Ratepayer Watchdogs Slam Proposed Energy Research Project
A supercomputer at the Livermore Lab | Photo: IBMphoto24/Flickr/Creative Commons License
A prominent California ratepayer advocacy organization has slammed an agreement between the state's investor-owned utilities and the Lawrence Livermore National Laboratory to conduct studies into new renewable grid management techniques, calling the agreement a sweetheart deal between the utilities, the lab, and California Public Utiltities Commission (CPUC) president Michael Peevey. The group is calling for the Legislature to make sure such an agreement doesn't happen again.
At issue is the "California Energy Systems for the 21st Century Project," a proposed collaboration between the Lawrence Livermore Lab, the state's largest utilities, and the California Independent System Operator to study techniques to increase reliability of an increasingly complex grid. The project would cost up to $150 million over a five-year period, and the CPUC has agreed that the utilities may recoup their costs from ratepayers.
That's what's raised the ire of The Utility Reform Network (TURN), which has blasted Peevey for allegedly shepherding what TURN calls his "pet project" through the CPUC approval process. Here's how TURN put it in a press release this week:
TURN submitted evidence to the CPUC, obtained through public records, that President Peevey played a central role in soliciting the proposal, and guiding it through the Commission. E-mails and phone records describe over a year of pre-filing meetings and contacts between President Peevey and members of his office with officials from the utilities and LLNL, including dinner at Jardiniere, an upscale San Francisco restaurant. But President Peevey himself ruled on TURN's motion for his disqualification, first sitting on it for nearly six months, then denying it without addressing the evidence.

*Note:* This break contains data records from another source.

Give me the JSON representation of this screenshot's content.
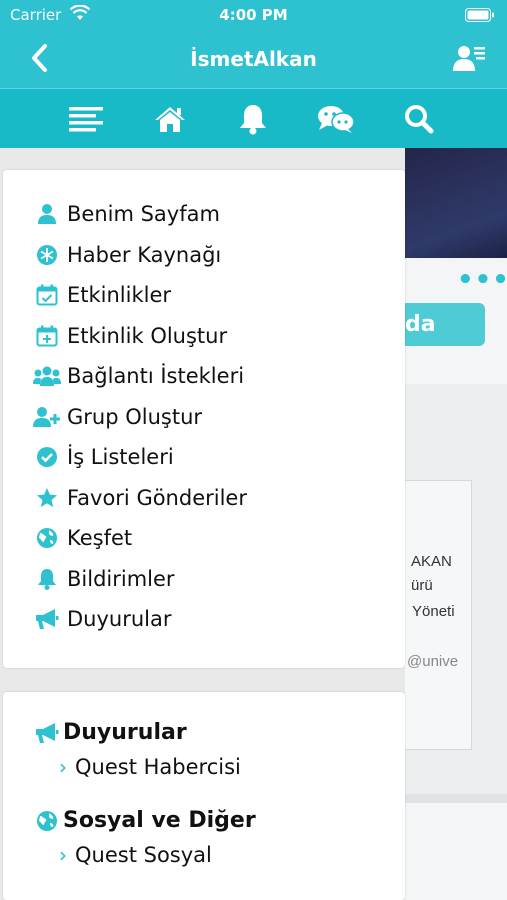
{
  "status_bar": {
    "carrier": "Carrier",
    "time": "4:00 PM"
  },
  "nav": {
    "title": "İsmetAlkan",
    "back_icon": "chevron-left-icon",
    "profile_icon": "profile-list-icon"
  },
  "tabs": [
    {
      "icon": "menu-lines-icon"
    },
    {
      "icon": "home-icon"
    },
    {
      "icon": "bell-icon"
    },
    {
      "icon": "chat-bubbles-icon"
    },
    {
      "icon": "search-icon"
    }
  ],
  "menu": [
    {
      "label": "Benim Sayfam",
      "icon": "user-icon"
    },
    {
      "label": "Haber Kaynağı",
      "icon": "snowflake-icon"
    },
    {
      "label": "Etkinlikler",
      "icon": "calendar-check-icon"
    },
    {
      "label": "Etkinlik Oluştur",
      "icon": "calendar-plus-icon"
    },
    {
      "label": "Bağlantı İstekleri",
      "icon": "users-icon"
    },
    {
      "label": "Grup Oluştur",
      "icon": "user-plus-icon"
    },
    {
      "label": "İş Listeleri",
      "icon": "check-circle-icon"
    },
    {
      "label": "Favori Gönderiler",
      "icon": "star-icon"
    },
    {
      "label": "Keşfet",
      "icon": "globe-icon"
    },
    {
      "label": "Bildirimler",
      "icon": "bell-icon"
    },
    {
      "label": "Duyurular",
      "icon": "megaphone-icon"
    }
  ],
  "sections": [
    {
      "title": "Duyurular",
      "icon": "megaphone-icon",
      "link": "Quest Habercisi"
    },
    {
      "title": "Sosyal ve Diğer",
      "icon": "globe-icon",
      "link": "Quest Sosyal"
    }
  ],
  "background": {
    "button_text": "da",
    "lines": [
      "AKAN",
      "ürü",
      "Yöneti",
      "@unive"
    ]
  },
  "colors": {
    "accent": "#2ec1cf",
    "accent_dark": "#18bac7"
  }
}
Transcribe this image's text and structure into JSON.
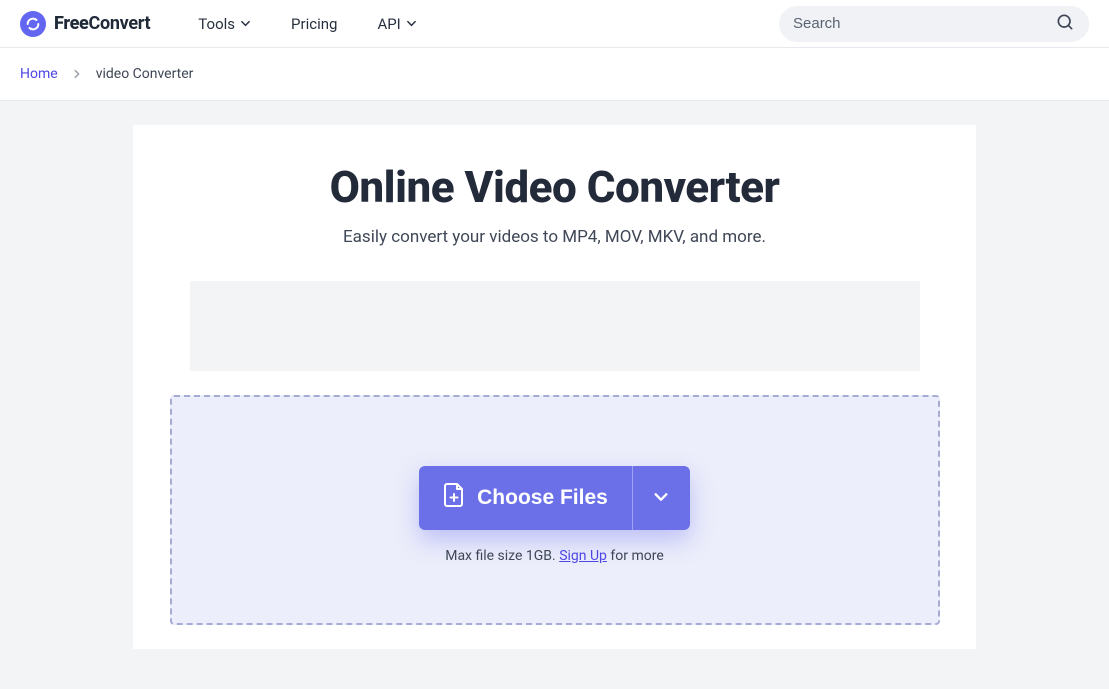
{
  "brand": {
    "free": "Free",
    "convert": "Convert"
  },
  "nav": {
    "tools": "Tools",
    "pricing": "Pricing",
    "api": "API"
  },
  "search": {
    "placeholder": "Search"
  },
  "breadcrumb": {
    "home": "Home",
    "current": "video Converter"
  },
  "main": {
    "title": "Online Video Converter",
    "subtitle": "Easily convert your videos to MP4, MOV, MKV, and more."
  },
  "upload": {
    "choose_label": "Choose Files",
    "hint_prefix": "Max file size 1GB. ",
    "signup": "Sign Up",
    "hint_suffix": " for more"
  }
}
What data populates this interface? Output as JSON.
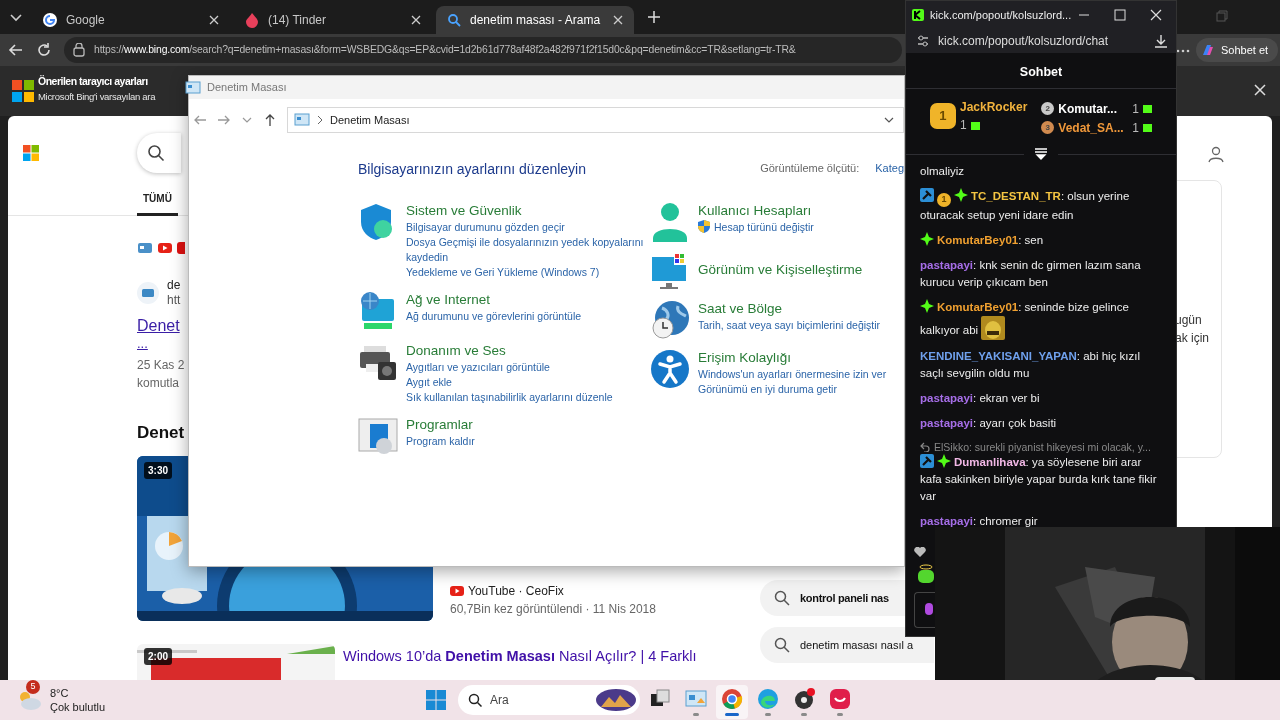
{
  "browser": {
    "tabs": [
      {
        "title": "Google",
        "selected": false
      },
      {
        "title": "(14) Tinder",
        "selected": false
      },
      {
        "title": "denetim masası - Arama",
        "selected": true
      }
    ],
    "address": "https://**www.bing.com**/search?q=denetim+masası&form=WSBEDG&qs=EP&cvid=1d2b61d778af48f2a482f971f2f15d0c&pq=denetim&cc=TR&setlang=tr-TR&",
    "side_button": "Sohbet et",
    "banner": {
      "title": "Önerilen tarayıcı ayarları",
      "text": "Microsoft Bing'i varsayılan ara"
    }
  },
  "search_page": {
    "tab": "TÜMÜ",
    "result": {
      "site": "de",
      "url": "htt",
      "title": "Denet",
      "more": "...",
      "date": "25 Kas 2",
      "snippet": "komutla"
    },
    "videos_heading": "Denet",
    "video": {
      "duration": "3:30",
      "source": "YouTube · CeoFix",
      "meta": "60,7Bin kez görüntülendi · 11 Nis 2018"
    },
    "video2": {
      "duration": "2:00",
      "title": "Windows 10’da **Denetim Masası** Nasıl Açılır? | 4 Farklı"
    },
    "related": [
      {
        "text": "kontrol paneli nas",
        "bold": true
      },
      {
        "text": "denetim masası nasıl a",
        "bold": false
      }
    ],
    "side_card": [
      "ugün",
      "ak için"
    ]
  },
  "control_panel": {
    "title": "Denetim Masası",
    "path": "Denetim Masası",
    "heading": "Bilgisayarınızın ayarlarını düzenleyin",
    "view_label": "Görüntüleme ölçütü:",
    "view_value": "Kateg",
    "columns": [
      [
        {
          "title": "Sistem ve Güvenlik",
          "links": [
            {
              "text": "Bilgisayar durumunu gözden geçir"
            },
            {
              "text": "Dosya Geçmişi ile dosyalarınızın yedek kopyalarını kaydedin"
            },
            {
              "text": "Yedekleme ve Geri Yükleme (Windows 7)"
            }
          ]
        },
        {
          "title": "Ağ ve Internet",
          "links": [
            {
              "text": "Ağ durumunu ve görevlerini görüntüle"
            }
          ]
        },
        {
          "title": "Donanım ve Ses",
          "links": [
            {
              "text": "Aygıtları ve yazıcıları görüntüle"
            },
            {
              "text": "Aygıt ekle"
            },
            {
              "text": "Sık kullanılan taşınabilirlik ayarlarını düzenle"
            }
          ]
        },
        {
          "title": "Programlar",
          "links": [
            {
              "text": "Program kaldır"
            }
          ]
        }
      ],
      [
        {
          "title": "Kullanıcı Hesapları",
          "links": [
            {
              "text": "Hesap türünü değiştir",
              "shield": true
            }
          ]
        },
        {
          "title": "Görünüm ve Kişiselleştirme"
        },
        {
          "title": "Saat ve Bölge",
          "links": [
            {
              "text": "Tarih, saat veya sayı biçimlerini değiştir"
            }
          ]
        },
        {
          "title": "Erişim Kolaylığı",
          "links": [
            {
              "text": "Windows'un ayarları önermesine izin ver"
            },
            {
              "text": "Görünümü en iyi duruma getir"
            }
          ]
        }
      ]
    ]
  },
  "chat": {
    "window_title": "kick.com/popout/kolsuzlord...",
    "url": "kick.com/popout/kolsuzlord/chat",
    "header": "Sohbet",
    "leaders": [
      {
        "rank": "1",
        "name": "JackRocker",
        "count": "1",
        "color": "#f2b33d"
      },
      {
        "rank": "2",
        "name": "Komutar...",
        "count": "1",
        "color": "#ffffff"
      },
      {
        "rank": "3",
        "name": "Vedat_SA...",
        "count": "1",
        "color": "#f0983a"
      }
    ],
    "messages": [
      {
        "kind": "text",
        "text": "olmaliyiz"
      },
      {
        "kind": "message",
        "badges": [
          {
            "kind": "mod"
          },
          {
            "kind": "sub",
            "label": "1"
          },
          {
            "kind": "verified"
          }
        ],
        "user": "TC_DESTAN_TR",
        "color": "#f5c542",
        "text": ": olsun yerine oturacak setup yeni idare edin"
      },
      {
        "kind": "message",
        "badges": [
          {
            "kind": "verified"
          }
        ],
        "user": "KomutarBey01",
        "color": "#f0a030",
        "text": ": sen"
      },
      {
        "kind": "message",
        "user": "pastapayi",
        "color": "#a66ee8",
        "text": ": knk senin dc girmen lazım sana kurucu verip çıkıcam ben"
      },
      {
        "kind": "message",
        "badges": [
          {
            "kind": "verified"
          }
        ],
        "user": "KomutarBey01",
        "color": "#f0a030",
        "text": ": seninde bize gelince kalkıyor abi",
        "emote": true
      },
      {
        "kind": "message",
        "user": "KENDINE_YAKISANI_YAPAN",
        "color": "#6fa0ec",
        "text": ": abi hiç kızıl saçlı sevgilin oldu mu"
      },
      {
        "kind": "message",
        "user": "pastapayi",
        "color": "#a66ee8",
        "text": ": ekran ver bi"
      },
      {
        "kind": "message",
        "user": "pastapayi",
        "color": "#a66ee8",
        "text": ": ayarı çok basiti"
      },
      {
        "kind": "reply",
        "text": "ElSikko: surekli piyanist hikeyesi mi olacak, y..."
      },
      {
        "kind": "message",
        "badges": [
          {
            "kind": "mod"
          },
          {
            "kind": "verified"
          }
        ],
        "user": "Dumanlihava",
        "color": "#f2b8e6",
        "text": ": ya söylesene biri arar kafa sakinken biriyle yapar burda kırk tane fikir var"
      },
      {
        "kind": "message",
        "user": "pastapayi",
        "color": "#a66ee8",
        "text": ": chromer gir"
      }
    ]
  },
  "taskbar": {
    "weather": {
      "badge": "5",
      "temp": "8°C",
      "desc": "Çok bulutlu"
    },
    "search": "Ara",
    "apps": [
      {
        "open": false,
        "selected": false
      },
      {
        "open": true,
        "selected": false
      },
      {
        "open": true,
        "selected": true
      },
      {
        "open": true,
        "selected": false
      },
      {
        "open": true,
        "selected": false
      },
      {
        "open": true,
        "selected": false
      }
    ]
  }
}
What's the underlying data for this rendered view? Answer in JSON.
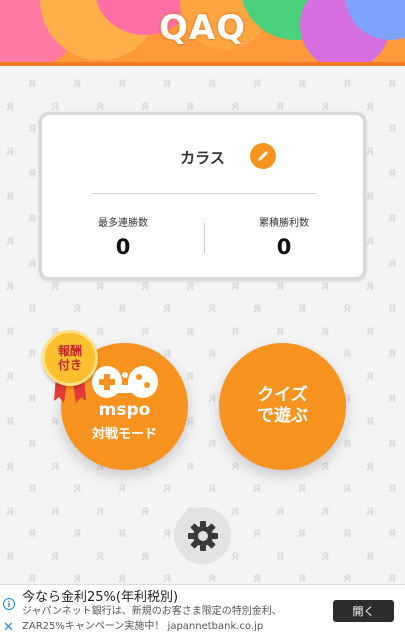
{
  "app": {
    "logo_text": "QAQ"
  },
  "profile": {
    "username": "カラス",
    "edit_icon": "pencil-icon",
    "stats": [
      {
        "label": "最多連勝数",
        "value": "0"
      },
      {
        "label": "累積勝利数",
        "value": "0"
      }
    ]
  },
  "modes": {
    "battle": {
      "badge": [
        "報酬",
        "付き"
      ],
      "logo": "mspo",
      "label": "対戦モード",
      "icon": "gamepad-icon"
    },
    "quiz": {
      "label_line1": "クイズ",
      "label_line2": "で遊ぶ"
    }
  },
  "settings": {
    "icon": "gear-icon"
  },
  "ad": {
    "title": "今なら金利25%(年利税別)",
    "description": "ジャパンネット銀行は、新規のお客さま限定の特別金利、ZAR25%キャンペーン実施中！ japannetbank.co.jp",
    "button": "開く",
    "info_icon": "info-icon",
    "close_icon": "close-icon"
  },
  "colors": {
    "accent": "#f7931e",
    "header": "#ff9a3c",
    "background": "#f4f4f4"
  }
}
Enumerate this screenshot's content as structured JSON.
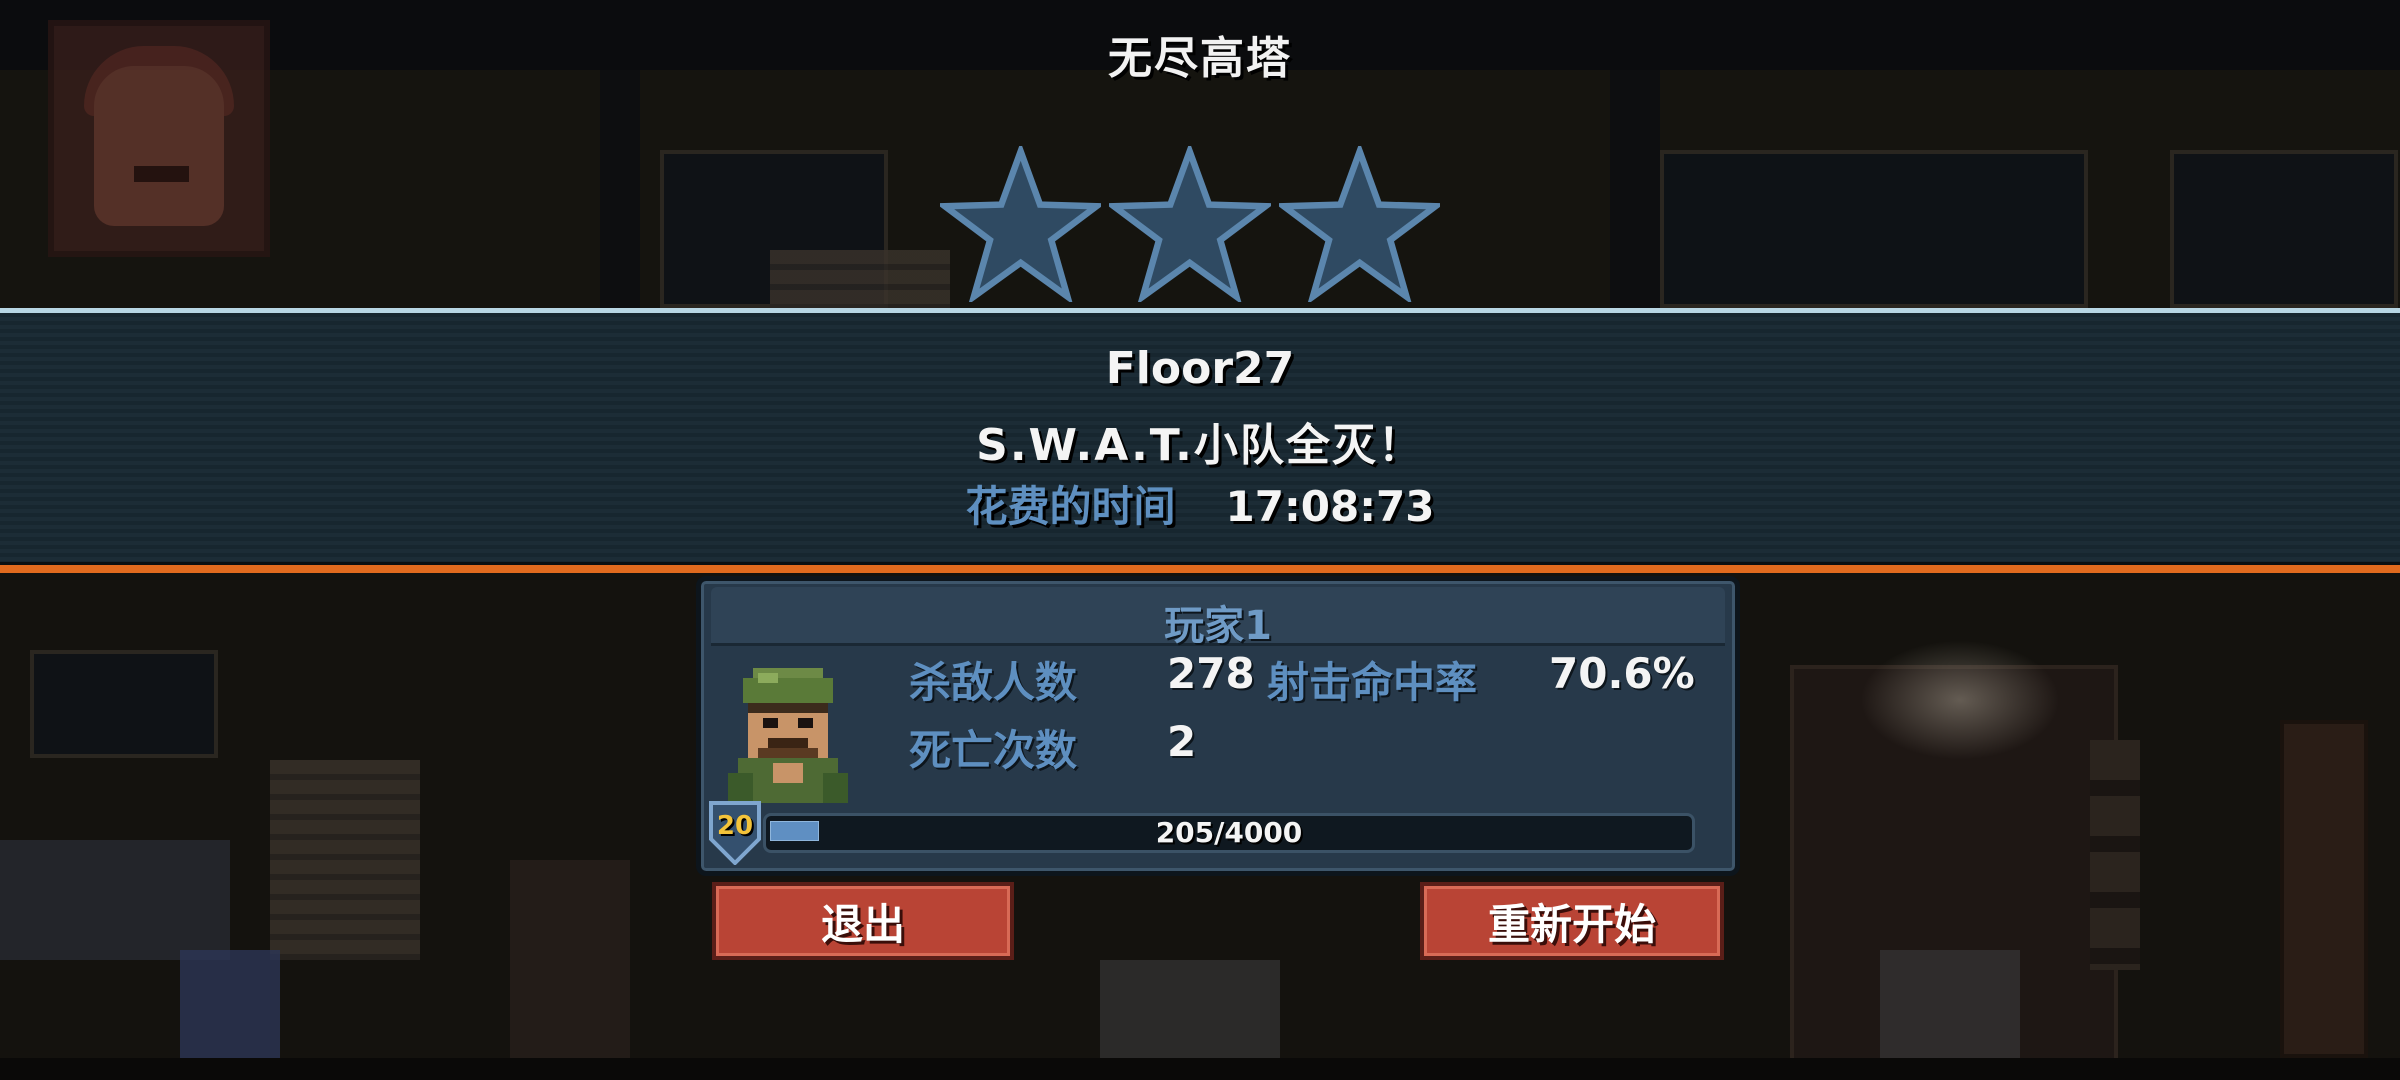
{
  "game": {
    "mode_title": "无尽高塔",
    "stars": {
      "earned": 0,
      "total": 3
    },
    "floor_label": "Floor27",
    "result_text": "S.W.A.T.小队全灭！",
    "time": {
      "label": "花费的时间",
      "value": "17:08:73"
    }
  },
  "player": {
    "name": "玩家1",
    "stats": {
      "kills_label": "杀敌人数",
      "kills_value": "278",
      "accuracy_label": "射击命中率",
      "accuracy_value": "70.6%",
      "deaths_label": "死亡次数",
      "deaths_value": "2"
    },
    "level": "20",
    "xp": {
      "current": 205,
      "max": 4000,
      "text": "205/4000"
    }
  },
  "buttons": {
    "exit_label": "退出",
    "restart_label": "重新开始"
  },
  "colors": {
    "accent_orange": "#e06a1e",
    "label_blue": "#5e8fc0",
    "button_red": "#b94435",
    "star_empty": "#2f4a62",
    "level_gold": "#f3c33a"
  },
  "icons": {
    "star": "star-icon",
    "avatar": "soldier-avatar",
    "level_badge": "shield-badge-icon"
  }
}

TURN is supporting legislation by State Senator Jerry HIll that would require independent review of research projects that will be funded by ratepayers.
For his part, Peevey lauded the project in a press release Thursday. "This project will benefit utility customers in many ways," said Peevey. "Research findings are likely to improve the safety of gas operations by reducing the amount of pressure needed in transmission pipes in order to maintain distribution flows, and also by improving leak detection and predicting pipe breaks. Further, the project is very likely to provide benefits to ratepayers that exceed costs across both electric and gas operations by avoiding unnecessary purchases of power support services and by identifying with precision places where more grid investment is needed."
On the face of it, the research project seems worthwhile: it's a plan to use the Livermore Lab's highly advanced computers to study how best to plan for running a grid on intermittent renewable energy, among other things. But given that the total five-year cost of $150 million is significantly less than a typical one-quarter profit for any of the utilities involved, and given that the information they derive from the study will help them stay in business through the renewables shift, they might consider footing at least some of the bill themselves. Just a thought.